Pour une Nouvelle Réforme Agraire basée sur la Souveraineté Alimentaire !
DÉCLARATION FINALE
Nous, représentants d’organisations de paysans, de peuples autochtones, de peuples sans terre, de pêcheurs artisanaux, de travailleurs ruraux, de migrants, de pasteurs, de communautés des forêts, de femmes rurales, de jeunes ruraux, de défenseurs des droits de l’homme, du développement rural, de l’environnement et autres., nous provenons du monde entier, afin de participer au Forum : “Terre, territoire et dignité”, pour défendre notre terre, notre territoire et notre dignité.
Les Etats et le système international ont été incapables d’éliminer la pauvreté et la faim de la face de la terre. Nous réitérons notre appel à nos gouvernements, à la FAO (et à son mandat fondateur), aux autres organisations du système des Nations Unies et aux autres partenaires qui prendront part à la Conférence Internationale sur la Réforme Agraire et le Développement Rural (CIRADR) et à nos sociétés, de s’engager décisivement à mener à bien une Nouvelle Réforme Agraire basée sur la Souveraineté Alimentaire, les Territoires et la Dignité des Peuples, et qui nous garantisse, à nous, les femmes rurales, paysans, peuples autochtones, communautés de pêcheurs artisanaux, pasteurs, sans terre, travailleurs ruraux, communautés d’afro-descendants, communautés Dalit, les travailleurs sans emploi et autres communautés rurales, un accès effectif et le contrôle des ressources naturelles et productives qui nous sont indispensables pour exercer nos droits de l’homme.

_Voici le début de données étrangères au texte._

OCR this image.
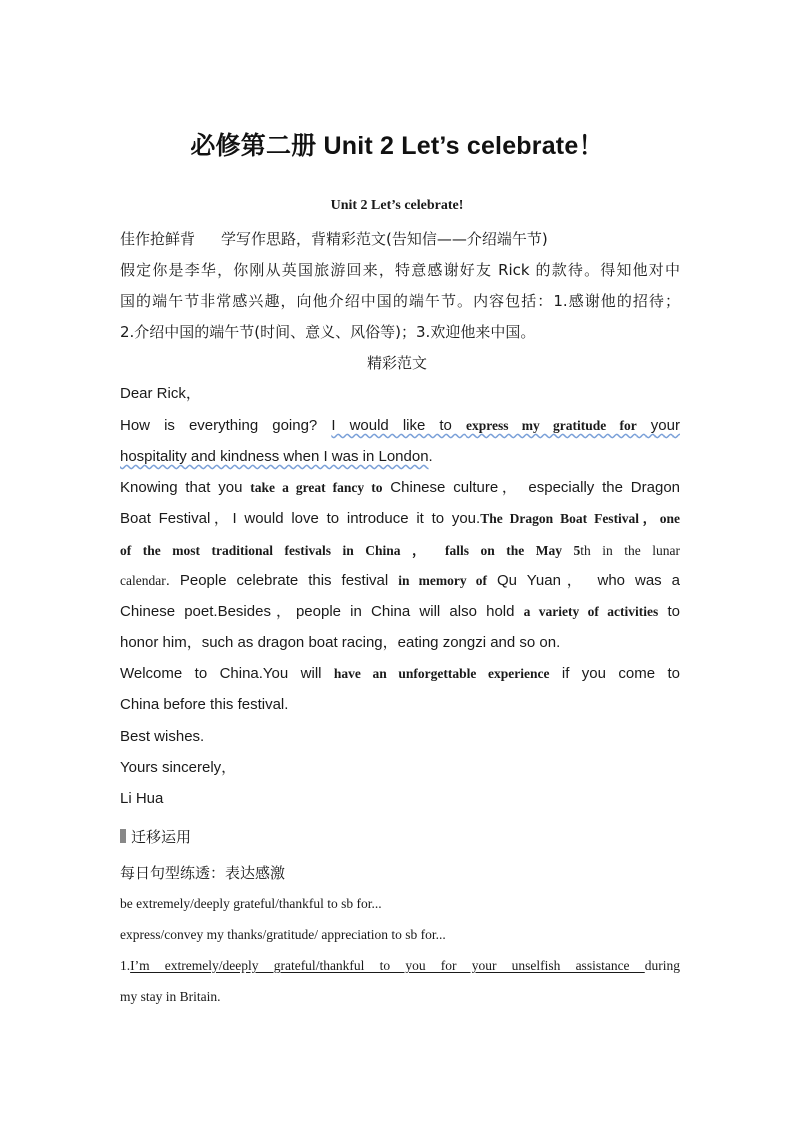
必修第二册 Unit 2 Let’s celebrate！
Unit 2 Let’s celebrate!
佳作抢鲜背 学写作思路，背精彩范文(告知信——介绍端午节)
假定你是李华，你刚从英国旅游回来，特意感谢好友 Rick 的款待。得知他对中
国的端午节非常感兴趣，向他介绍中国的端午节。内容包括：1.感谢他的招待；
2.介绍中国的端午节(时间、意义、风俗等)；3.欢迎他来中国。
精彩范文
Dear Rick，
How is everything going? I would like to express my gratitude for your
hospitality and kindness when I was in London.
Knowing that you take a great fancy to Chinese culture， especially the Dragon
Boat Festival，I would love to introduce it to you.The Dragon Boat Festival，one
of the most traditional festivals in China ， falls on the May 5th in the lunar
calendar. People celebrate this festival in memory of Qu Yuan， who was a
Chinese poet.Besides，people in China will also hold a variety of activities to
honor him，such as dragon boat racing，eating zongzi and so on.
Welcome to China.You will have an unforgettable experience if you come to
China before this festival.
Best wishes.
Yours sincerely，
Li Hua
迁移运用
每日句型练透：表达感激
be extremely/deeply grateful/thankful to sb for...
express/convey my thanks/gratitude/ appreciation to sb for...
1.I’m extremely/deeply grateful/thankful to you for your unselfish assistance during
my stay in Britain.
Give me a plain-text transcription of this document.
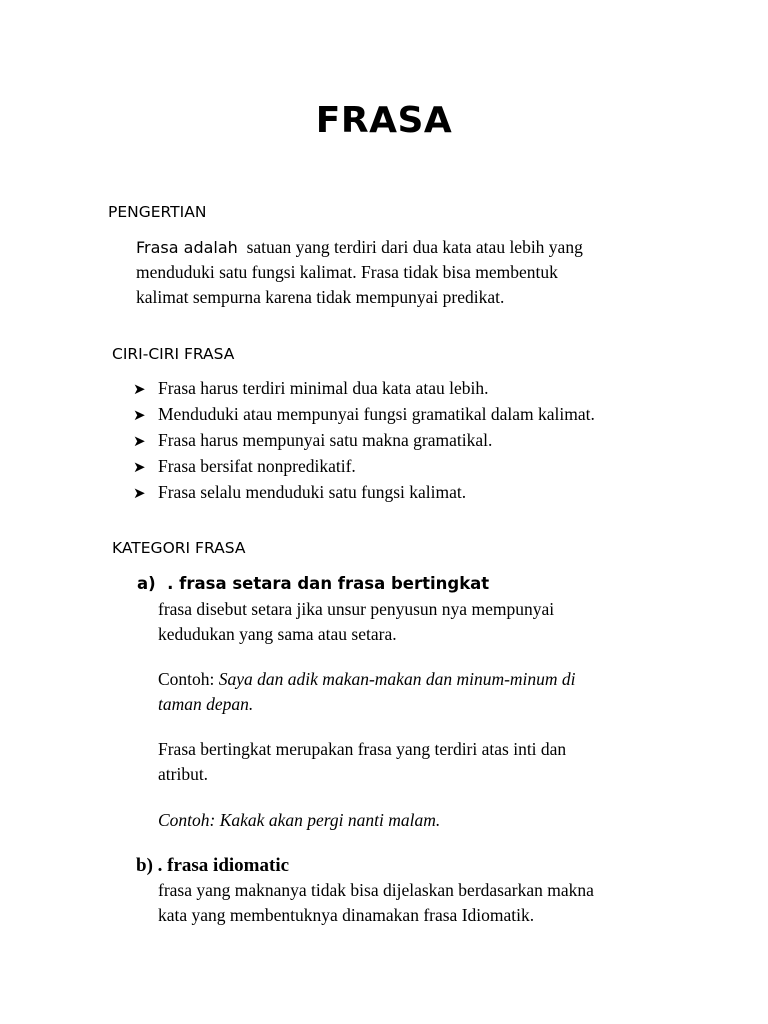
FRASA
PENGERTIAN
Frasa adalah  satuan yang terdiri dari dua kata atau lebih yang
menduduki satu fungsi kalimat. Frasa tidak bisa membentuk
kalimat sempurna karena tidak mempunyai predikat.
CIRI-CIRI FRASA
➤ Frasa harus terdiri minimal dua kata atau lebih.
➤ Menduduki atau mempunyai fungsi gramatikal dalam kalimat.
➤ Frasa harus mempunyai satu makna gramatikal.
➤ Frasa bersifat nonpredikatif.
➤ Frasa selalu menduduki satu fungsi kalimat.
KATEGORI FRASA
a)  . frasa setara dan frasa bertingkat
frasa disebut setara jika unsur penyusun nya mempunyai
kedudukan yang sama atau setara.
Contoh: Saya dan adik makan-makan dan minum-minum di
taman depan.
Frasa bertingkat merupakan frasa yang terdiri atas inti dan
atribut.
Contoh: Kakak akan pergi nanti malam.
b) . frasa idiomatic
frasa yang maknanya tidak bisa dijelaskan berdasarkan makna
kata yang membentuknya dinamakan frasa Idiomatik.
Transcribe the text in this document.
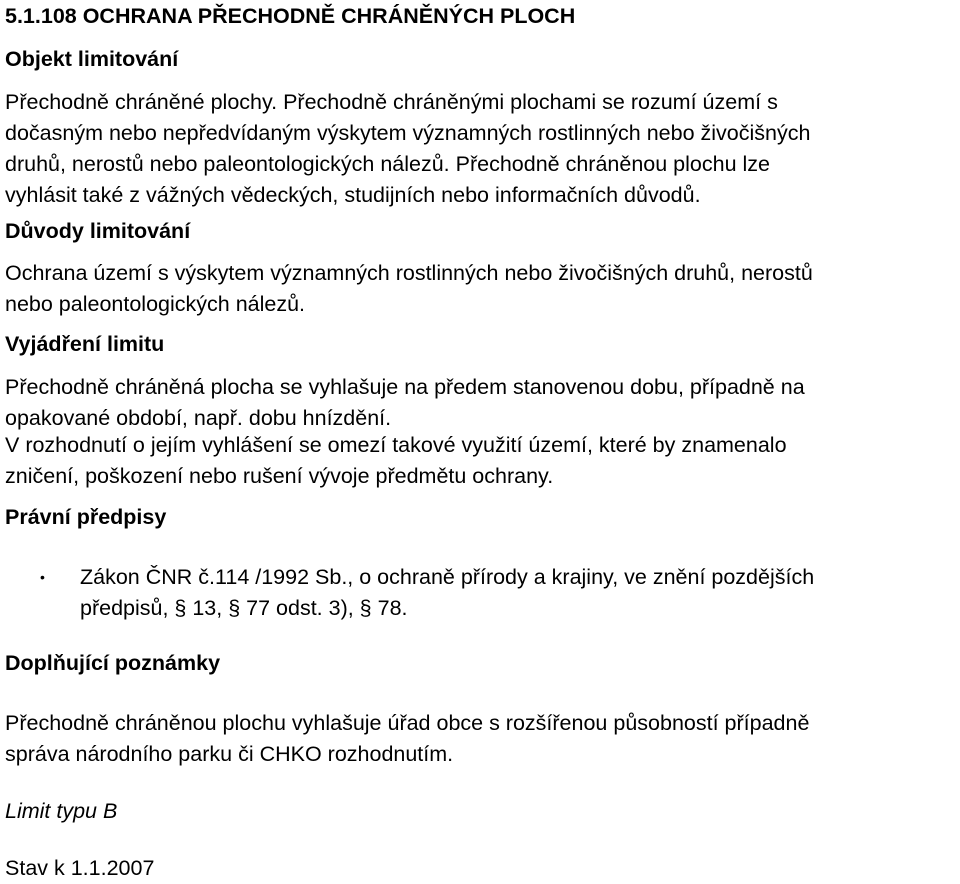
5.1.108 OCHRANA PŘECHODNĚ CHRÁNĚNÝCH PLOCH
Objekt limitování
Přechodně chráněné plochy. Přechodně chráněnými plochami se rozumí území s
dočasným nebo nepředvídaným výskytem významných rostlinných nebo živočišných
druhů, nerostů nebo paleontologických nálezů. Přechodně chráněnou plochu lze
vyhlásit také z vážných vědeckých, studijních nebo informačních důvodů.
Důvody limitování
Ochrana území s výskytem významných rostlinných nebo živočišných druhů, nerostů
nebo paleontologických nálezů.
Vyjádření limitu
Přechodně chráněná plocha se vyhlašuje na předem stanovenou dobu, případně na
opakované období, např. dobu hnízdění.
V rozhodnutí o jejím vyhlášení se omezí takové využití území, které by znamenalo
zničení, poškození nebo rušení vývoje předmětu ochrany.
Právní předpisy
• Zákon ČNR č.114 /1992 Sb., o ochraně přírody a krajiny, ve znění pozdějších
předpisů, § 13, § 77 odst. 3), § 78.
Doplňující poznámky
Přechodně chráněnou plochu vyhlašuje úřad obce s rozšířenou působností případně
správa národního parku či CHKO rozhodnutím.
Limit typu B
Stav k 1.1.2007
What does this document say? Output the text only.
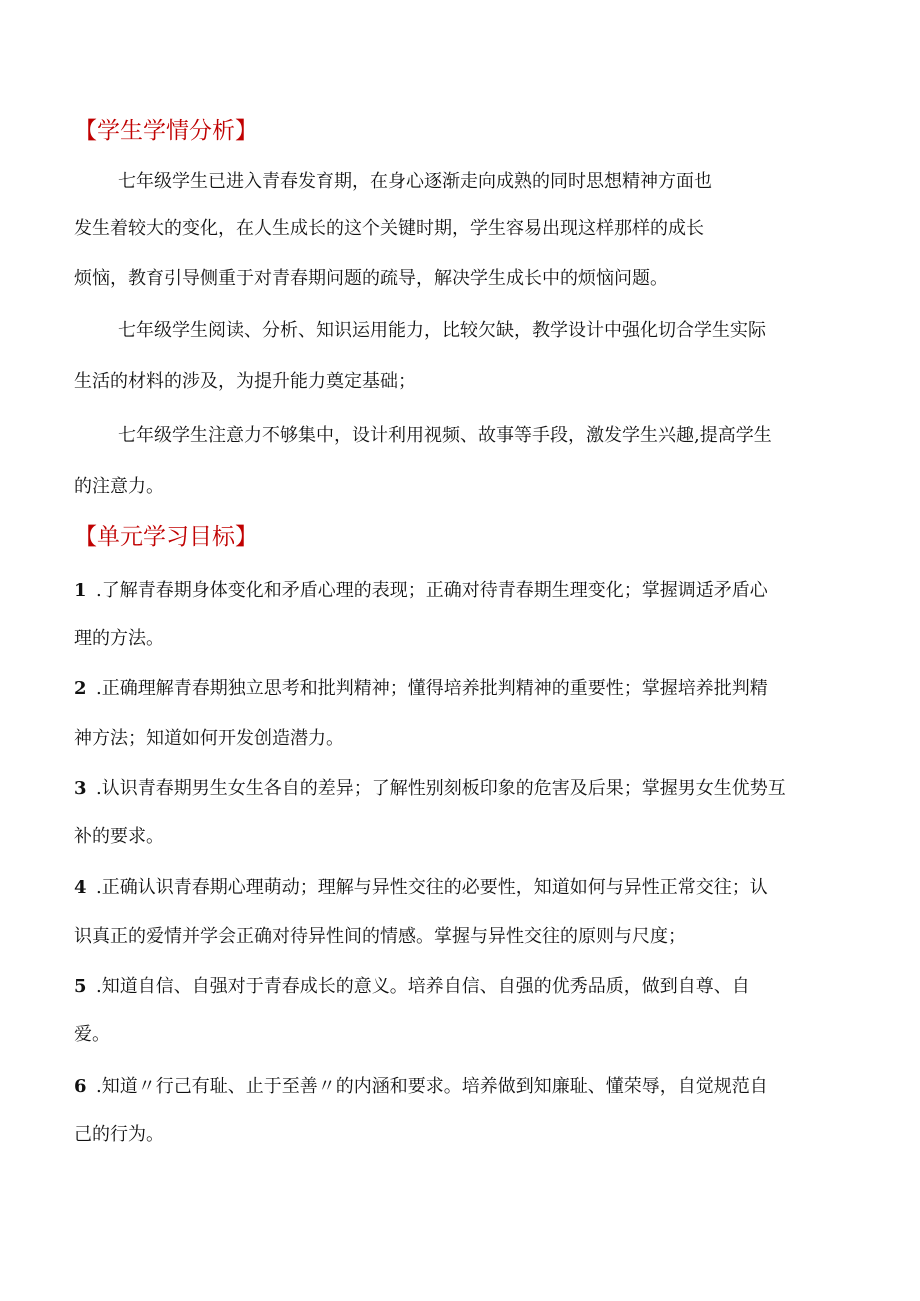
【学生学情分析】
七年级学生已进入青春发育期，在身心逐渐走向成熟的同时思想精神方面也
发生着较大的变化，在人生成长的这个关键时期，学生容易出现这样那样的成长
烦恼，教育引导侧重于对青春期问题的疏导，解决学生成长中的烦恼问题。
七年级学生阅读、分析、知识运用能力，比较欠缺，教学设计中强化切合学生实际
生活的材料的涉及，为提升能力奠定基础；
七年级学生注意力不够集中，设计利用视频、故事等手段，激发学生兴趣,提高学生
的注意力。
【单元学习目标】
1 .了解青春期身体变化和矛盾心理的表现；正确对待青春期生理变化；掌握调适矛盾心
理的方法。
2 .正确理解青春期独立思考和批判精神；懂得培养批判精神的重要性；掌握培养批判精
神方法；知道如何开发创造潜力。
3 .认识青春期男生女生各自的差异；了解性别刻板印象的危害及后果；掌握男女生优势互
补的要求。
4 .正确认识青春期心理萌动；理解与异性交往的必要性，知道如何与异性正常交往；认
识真正的爱情并学会正确对待异性间的情感。掌握与异性交往的原则与尺度；
5 .知道自信、自强对于青春成长的意义。培养自信、自强的优秀品质，做到自尊、自
爱。
6 .知道〃行己有耻、止于至善〃的内涵和要求。培养做到知廉耻、懂荣辱，自觉规范自
己的行为。
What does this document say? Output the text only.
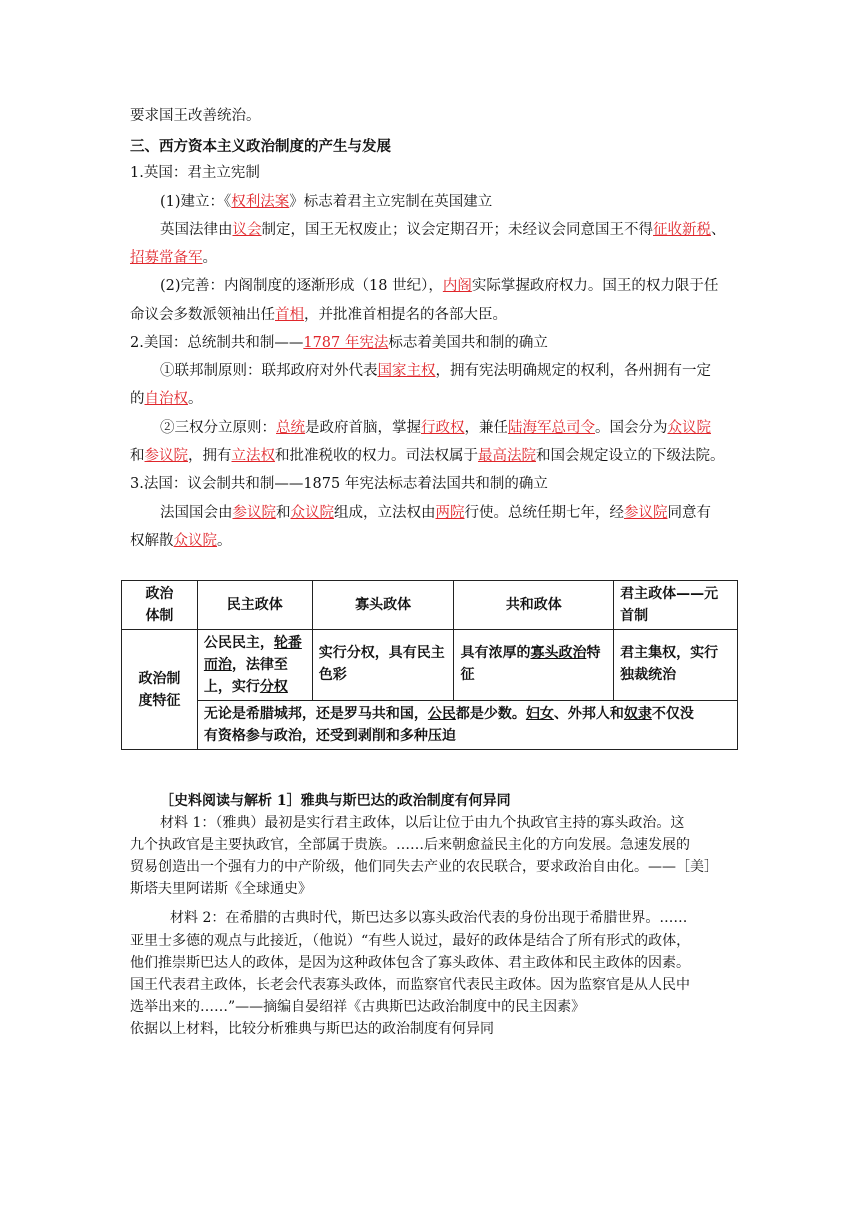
要求国王改善统治。
三、西方资本主义政治制度的产生与发展
1.英国：君主立宪制
(1)建立：《权利法案》标志着君主立宪制在英国建立
英国法律由议会制定，国王无权废止；议会定期召开；未经议会同意国王不得征收新税、
招募常备军。
(2)完善：内阁制度的逐渐形成（18 世纪），内阁实际掌握政府权力。国王的权力限于任
命议会多数派领袖出任首相，并批准首相提名的各部大臣。
2.美国：总统制共和制——1787 年宪法标志着美国共和制的确立
①联邦制原则：联邦政府对外代表国家主权，拥有宪法明确规定的权利，各州拥有一定
的自治权。
②三权分立原则：总统是政府首脑，掌握行政权，兼任陆海军总司令。国会分为众议院
和参议院，拥有立法权和批准税收的权力。司法权属于最高法院和国会规定设立的下级法院。
3.法国：议会制共和制——1875 年宪法标志着法国共和制的确立
法国国会由参议院和众议院组成，立法权由两院行使。总统任期七年，经参议院同意有
权解散众议院。
政治
体制	民主政体	寡头政体	共和政体	君主政体——元
首制
政治制
度特征	公民民主，轮番
而治，法律至
上，实行分权	实行分权，具有民主色彩	具有浓厚的寡头政治特征	君主集权，实行独裁统治
	无论是希腊城邦，还是罗马共和国，公民都是少数。妇女、外邦人和奴隶不仅没
有资格参与政治，还受到剥削和多种压迫			
［史料阅读与解析 1］雅典与斯巴达的政治制度有何异同
材料 1：（雅典）最初是实行君主政体，以后让位于由九个执政官主持的寡头政治。这
九个执政官是主要执政官，全部属于贵族。……后来朝愈益民主化的方向发展。急速发展的
贸易创造出一个强有力的中产阶级，他们同失去产业的农民联合，要求政治自由化。——［美］
斯塔夫里阿诺斯《全球通史》
材料 2：在希腊的古典时代，斯巴达多以寡头政治代表的身份出现于希腊世界。……
亚里士多德的观点与此接近，（他说）“有些人说过，最好的政体是结合了所有形式的政体，
他们推崇斯巴达人的政体，是因为这种政体包含了寡头政体、君主政体和民主政体的因素。
国王代表君主政体，长老会代表寡头政体，而监察官代表民主政体。因为监察官是从人民中
选举出来的……”——摘编自晏绍祥《古典斯巴达政治制度中的民主因素》
依据以上材料，比较分析雅典与斯巴达的政治制度有何异同
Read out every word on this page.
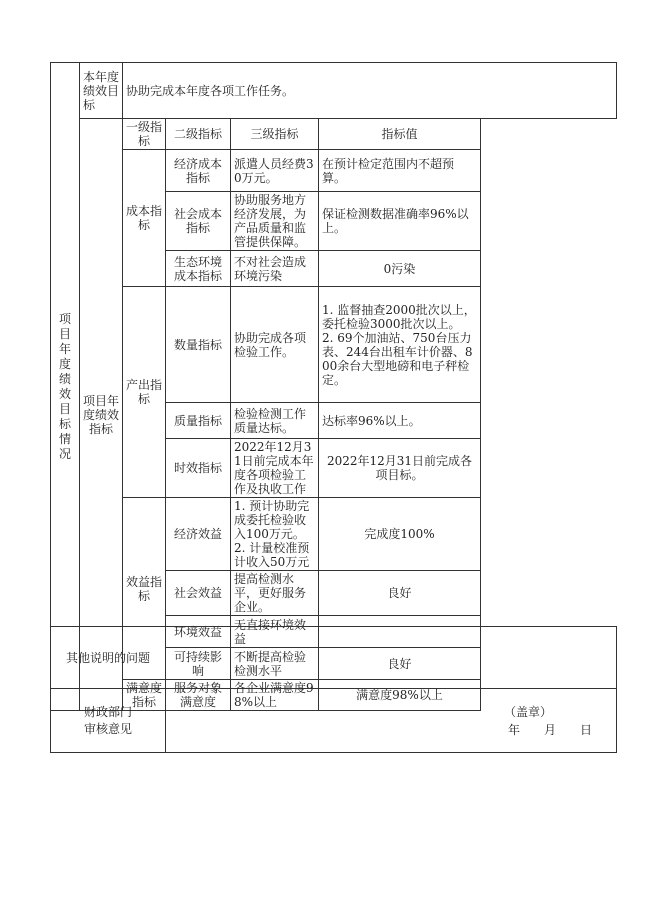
项目年度绩效目标情况	本年度绩效目标	协助完成本年度各项工作任务。			
	项目年度绩效指标	一级指标	二级指标	三级指标	指标值
		成本指标	经济成本指标	派遣人员经费30万元。	在预计检定范围内不超预算。
			社会成本指标	协助服务地方经济发展，为产品质量和监管提供保障。	保证检测数据准确率96%以上。
			生态环境成本指标	不对社会造成环境污染	0污染
		产出指标	数量指标	协助完成各项检验工作。	1. 监督抽查2000批次以上，委托检验3000批次以上。
2. 69个加油站、750台压力表、244台出租车计价器、800余台大型地磅和电子秤检定。
			质量指标	检验检测工作质量达标。	达标率96%以上。
			时效指标	2022年12月31日前完成本年度各项检验工作及执收工作	2022年12月31日前完成各项目标。
		效益指标	经济效益	1. 预计协助完成委托检验收入100万元。
2. 计量校准预计收入50万元	完成度100%
			社会效益	提高检测水平，更好服务企业。	良好
			环境效益	无直接环境效益	
			可持续影响	不断提高检验检测水平	良好
		满意度指标	服务对象满意度	各企业满意度98%以上	满意度98%以上
其他说明的问题	
财政部门审核意见	（盖章）
年　　月　　日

Nous en appelons à la CIRADR, aux Etats et à la FAO pour qu’ils assument une volonté politique réelle qui permette d’éliminer la faim et la pauvreté dont souffrent des millions de femmes et d’hommes, de par le monde. Si cette Conférence ne parvient pas à reconnaître la pertinence des recommandations que formule le Forum Parallèle, la Conférence ne pourra être qualifiée de réussie.
Souveraineté alimentaire et réforme agraire
La nouvelle réforme agraire doit reconnaître la fonction socio-environnementale de la terre, de la mer et des ressources naturelles dans le contexte de la souveraineté alimentaire. Nous comprenons que la souveraineté alimentaire implique des politiques de redistribution, accès et contrôle juste et équitable des ressources naturelles et productives (crédit, technologie appropriée etc.), pour les femmes rurales, les paysans, les peuples autochtones, les communautés de pêcheurs artisanaux, les travailleurs ruraux, les travailleurs sans emploi, les pasteurs, les communautés Dalit, les communautés d’afro-descendants et les autres communautés rurales; des politiques de développement rural basées sur des stratégies agroécologiques centrées sur l’agriculture paysanne et familiale et la pêche artisanale ; des politiques commerciales contre le dumping et en faveur de la production des paysans et des populations autochtones sur les marchés locaux, nationaux et internationaux ; et des politiques publiques complémentaires telles que la santé, l’éducation et les infrastructures dans les campagnes.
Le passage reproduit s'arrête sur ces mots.